Natural Key In SQL – Definition And Example

Within the context of data warehouses and SQL, you have probably come across the phrase natural key. Actually, a natural key is a key which is made up of columns having a logical relationship within a table with other columns. Here is an example to explain you natural key in simple English.

  • Example of Natural Key

Suppose a table named as People. When we use the columns Address, Last_Name and First_Name together to form a key, then this will be a natural key as those columns are something that are completely natural to people, and there is also a logical relationship between all the columns that may exist in the table.

  • Reason Behind the Name Natural Key

You may want to know that why is it called a natural key. The reason is that the columns that fit into the key are just a part of the table naturally and also have a relationship in the table with other columns.
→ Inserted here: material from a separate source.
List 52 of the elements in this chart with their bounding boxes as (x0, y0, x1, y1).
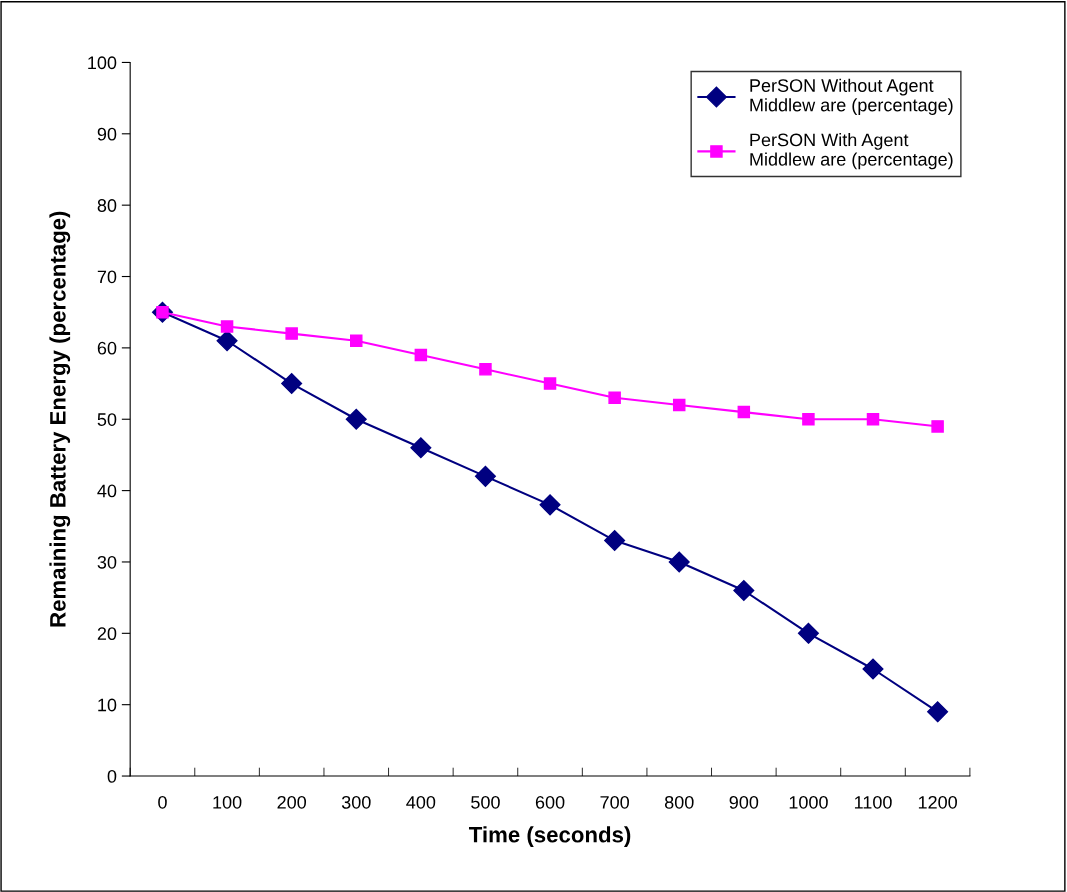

Therefore, a natural key already present within a table– and columns do not require to be added just for the purpose of creating an “artificial” key.

  • Natural keys versus domain keys and business keys

Natural keys are also known as the business keys or domain keys, while all these terms mean exactly the same thing.

  • Surrogate keys versus Natural keys

Generally, Natural keys are compared with surrogate keys. The term surrogate literally means replacement or a substitute. The main reason that why a surrogate key is like a substitute is because it is artificial. This means that there is no logical relationship in between the column used for the surrogate key in the table.

  • Applications of surrogate keys

Since a surrogate is an unnatural key, thus in the most databases, these keys are just used to act as a primary key. These keys are just simple sequential numbers that can be used for uniquely identifying a row. For instance, SQL Server and Sybase both have an identity column specially meant to hold a different sequential number for each row.